I think the proponent argument would be more as follows:
1. The brain seems important to consciousness, yet there is a variety of evidence suggestive that it might not be the cause*.
2.
Separating correlation from causation, as well as
icons from actualities, is difficult. As such it becomes difficult to determine whether the brain is a consciousness producer,
localization of Universal Idealist Mind, or filter/transmitter
given most if not all evidence from neuroscience can be interpreted each way. So we need to go deeper:
3. For the brain, as defined by materialism, to be producer of subjective experience
requires the miracle of emergence.

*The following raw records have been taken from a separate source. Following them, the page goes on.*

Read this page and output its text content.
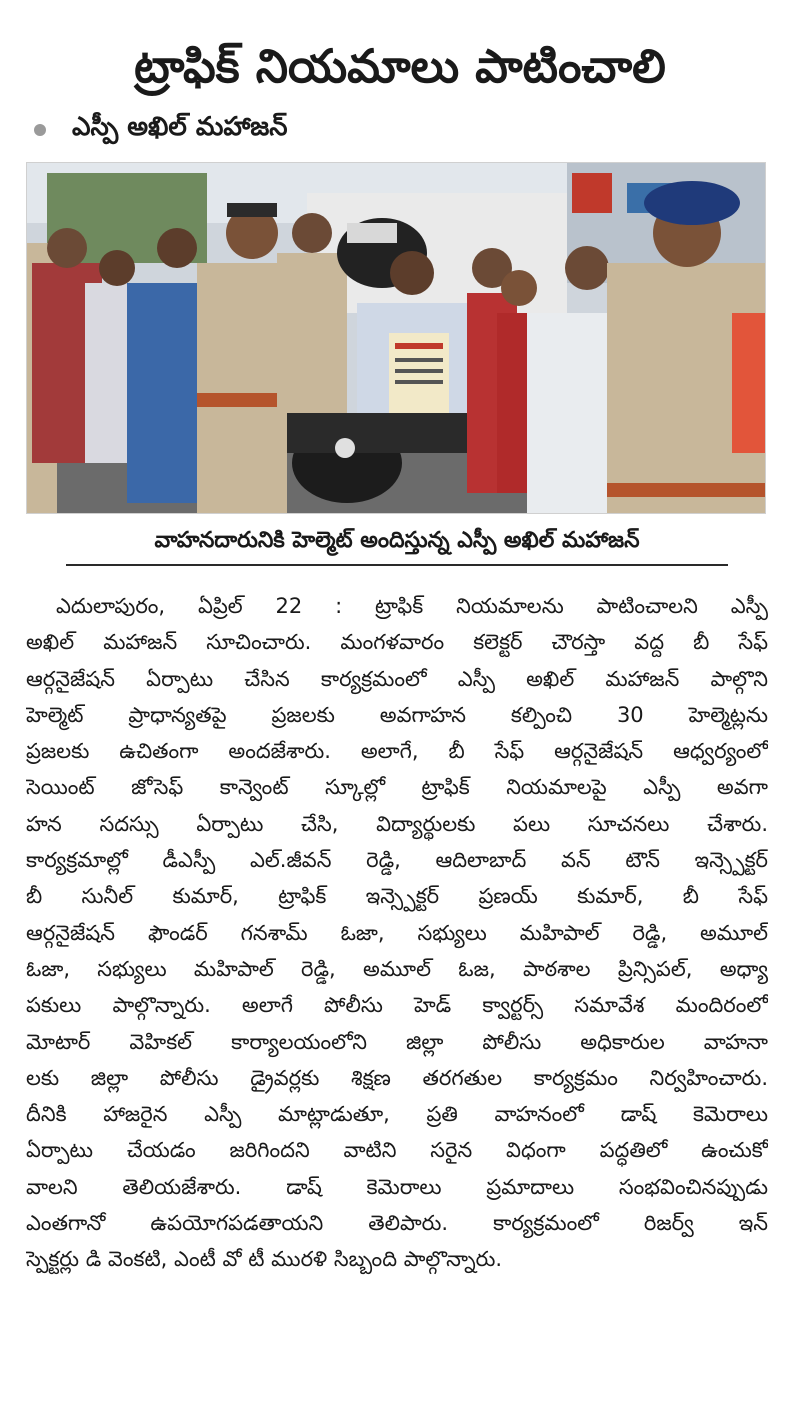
ట్రాఫిక్ నియమాలు పాటించాలి
ఎస్పీ అఖిల్ మహాజన్
వాహనదారునికి హెల్మెట్ అందిస్తున్న ఎస్పీ అఖిల్ మహాజన్
ఎదులాపురం, ఏప్రిల్ 22 : ట్రాఫిక్ నియమాలను పాటించాలని ఎస్పీ
అఖిల్ మహాజన్ సూచించారు. మంగళవారం కలెక్టర్ చౌరస్తా వద్ద బీ సేఫ్
ఆర్గనైజేషన్ ఏర్పాటు చేసిన కార్యక్రమంలో ఎస్పీ అఖిల్ మహాజన్ పాల్గొని
హెల్మెట్ ప్రాధాన్యతపై ప్రజలకు అవగాహన కల్పించి 30 హెల్మెట్లను
ప్రజలకు ఉచితంగా అందజేశారు. అలాగే, బీ సేఫ్ ఆర్గనైజేషన్ ఆధ్వర్యంలో
సెయింట్ జోసెఫ్ కాన్వెంట్ స్కూల్లో ట్రాఫిక్ నియమాలపై ఎస్పీ అవగా
హన సదస్సు ఏర్పాటు చేసి, విద్యార్థులకు పలు సూచనలు చేశారు.
కార్యక్రమాల్లో డీఎస్పీ ఎల్.జీవన్ రెడ్డి, ఆదిలాబాద్ వన్ టౌన్ ఇన్స్పెక్టర్
బీ సునీల్ కుమార్, ట్రాఫిక్ ఇన్స్పెక్టర్ ప్రణయ్ కుమార్, బీ సేఫ్
ఆర్గనైజేషన్ ఫౌండర్ గనశామ్ ఓజా, సభ్యులు మహిపాల్ రెడ్డి, అమూల్
ఓజా, సభ్యులు మహిపాల్ రెడ్డి, అమూల్ ఓజ, పాఠశాల ప్రిన్సిపల్, అధ్యా
పకులు పాల్గొన్నారు. అలాగే పోలీసు హెడ్ క్వార్టర్స్ సమావేశ మందిరంలో
మోటార్ వెహికల్ కార్యాలయంలోని జిల్లా పోలీసు అధికారుల వాహనా
లకు జిల్లా పోలీసు డ్రైవర్లకు శిక్షణ తరగతుల కార్యక్రమం నిర్వహించారు.
దీనికి హాజరైన ఎస్పీ మాట్లాడుతూ, ప్రతి వాహనంలో డాష్ కెమెరాలు
ఏర్పాటు చేయడం జరిగిందని వాటిని సరైన విధంగా పద్ధతిలో ఉంచుకో
వాలని తెలియజేశారు. డాష్ కెమెరాలు ప్రమాదాలు సంభవించినప్పుడు
ఎంతగానో ఉపయోగపడతాయని తెలిపారు. కార్యక్రమంలో రిజర్వ్ ఇన్
స్పెక్టర్లు డి వెంకటి, ఎంటీ వో టీ మురళి సిబ్బంది పాల్గొన్నారు.
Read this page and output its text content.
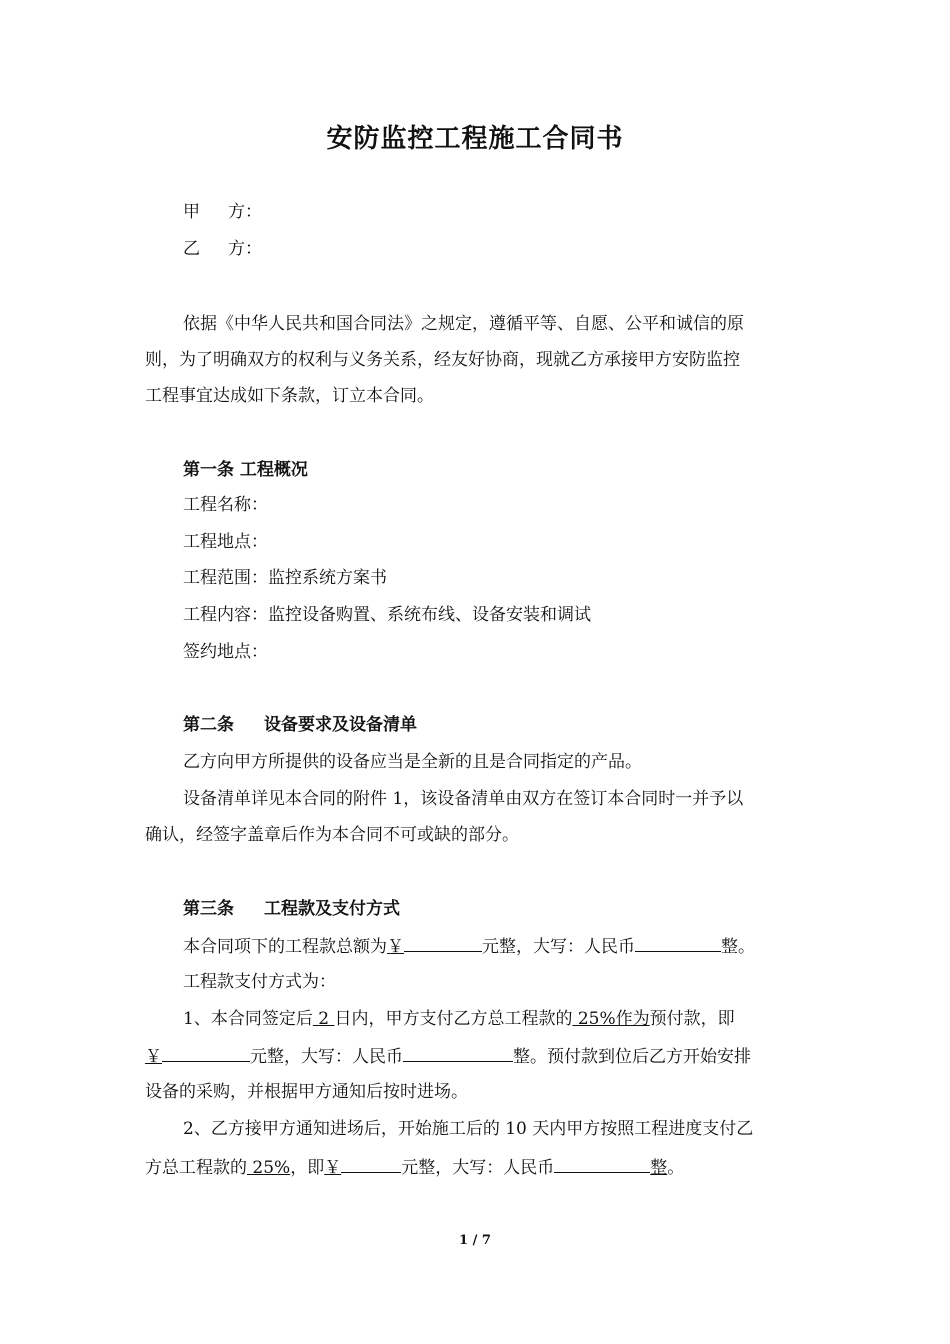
安防监控工程施工合同书
甲 方：
乙 方：
依据《中华人民共和国合同法》之规定，遵循平等、自愿、公平和诚信的原
则，为了明确双方的权利与义务关系，经友好协商，现就乙方承接甲方安防监控
工程事宜达成如下条款，订立本合同。
第一条 工程概况
工程名称：
工程地点：
工程范围：监控系统方案书
工程内容：监控设备购置、系统布线、设备安装和调试
签约地点：
第二条 设备要求及设备清单
乙方向甲方所提供的设备应当是全新的且是合同指定的产品。
设备清单详见本合同的附件 1，该设备清单由双方在签订本合同时一并予以
确认，经签字盖章后作为本合同不可或缺的部分。
第三条 工程款及支付方式
本合同项下的工程款总额为￥	元整，大写：人民币	整。
工程款支付方式为：
1、本合同签定后 2 日内，甲方支付乙方总工程款的 25%作为预付款，即
￥	元整，大写：人民币	整。预付款到位后乙方开始安排
设备的采购，并根据甲方通知后按时进场。
2、乙方接甲方通知进场后，开始施工后的 10 天内甲方按照工程进度支付乙
方总工程款的 25%，即￥	元整，大写：人民币	整。
1 / 7
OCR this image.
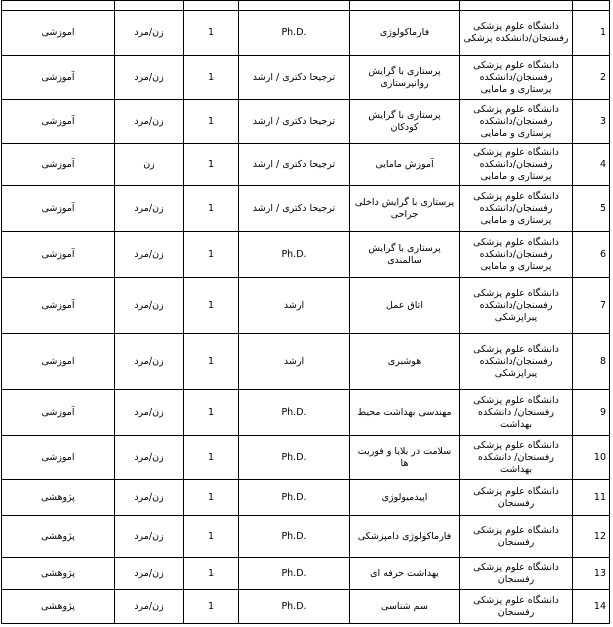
اموزشی	زن/مرد	1	Ph.D.	فارماکولوژی	دانشگاه علوم پزشکی رفسنجان/دانشکده پزشکی	1
آموزشی	زن/مرد	1	ترجیحا دکتری / ارشد	پرستاری با گرایش روانپرستاری	دانشگاه علوم پزشکی رفسنجان/دانشکده پرستاری و مامایی	2
آموزشی	زن/مرد	1	ترجیحا دکتری / ارشد	پرستاری با گرایش کودکان	دانشگاه علوم پزشکی رفسنجان/دانشکده پرستاری و مامایی	3
آموزشی	زن	1	ترجیحا دکتری / ارشد	آموزش مامایی	دانشگاه علوم پزشکی رفسنجان/دانشکده پرستاری و مامایی	4
آموزشی	زن/مرد	1	ترجیحا دکتری / ارشد	پرستاری با گرایش داخلی جراحی	دانشگاه علوم پزشکی رفسنجان/دانشکده پرستاری و مامایی	5
آموزشی	زن/مرد	1	Ph.D.	پرستاری با گرایش سالمندی	دانشگاه علوم پزشکی رفسنجان/دانشکده پرستاری و مامایی	6
آموزشی	زن/مرد	1	ارشد	اتاق عمل	دانشگاه علوم پزشکی رفسنجان/دانشکده پیراپزشکی	7
اموزشی	زن/مرد	1	ارشد	هوشبری	دانشگاه علوم پزشکی رفسنجان/دانشکده پیراپزشکی	8
آموزشی	زن/مرد	1	Ph.D.	مهندسی بهداشت محیط	دانشگاه علوم پزشکی رفسنجان/ دانشکده بهداشت	9
اموزشی	زن/مرد	1	Ph.D.	سلامت در بلایا و فوریت ها	دانشگاه علوم پزشکی رفسنجان/ دانشکده بهداشت	10
پژوهشی	زن/مرد	1	Ph.D.	اپیدمیولوژی	دانشگاه علوم پزشکی رفسنجان	11
پژوهشی	زن/مرد	1	Ph.D.	فارماکولوژی دامپزشکی	دانشگاه علوم پزشکی رفسنجان	12
پژوهشی	زن/مرد	1	Ph.D.	بهداشت حرفه ای	دانشگاه علوم پزشکی رفسنجان	13
پژوهشی	زن/مرد	1	Ph.D.	سم شناسی	دانشگاه علوم پزشکی رفسنجان	14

Besides the requirement of a "something from nothing" miracle there are other reasons to doubt a materialist explanation relating to the nature of subjective experience.*
4. Evidence for observer-participancy (
here +
here) suggests consciousness has efficacy outside of your skull, though any certainty about this remains an open question. For example,
Kauffman's poised realm explanation for consciousness may suffice.
5. The way out of inclusion of an ex nihilo type miracle in which nonconscious matter becomes conscious is to appeal to some kind of "proto-consciousness". In refuting Dennet the
anthropologist Graeber suggests panpsychism, and it leads us into territories adherents to materialist evangelism* would likely want to avoid. Why would you only have "proto-consciousness" in a particle? What stops a particle from being fully aware & directing bodies via quantum superposition,
as Grof (AFAICTell) suggests? Yet if you're wandering into these landscapes, you aren't that far from
Hammeroff's notion of a quantum soul.
So it seems to me that even if one takes the materialist position at the outset it doesn't matter much. You can still end up with ideas conducive to immortal conscious entities, at least at this point & time in our history.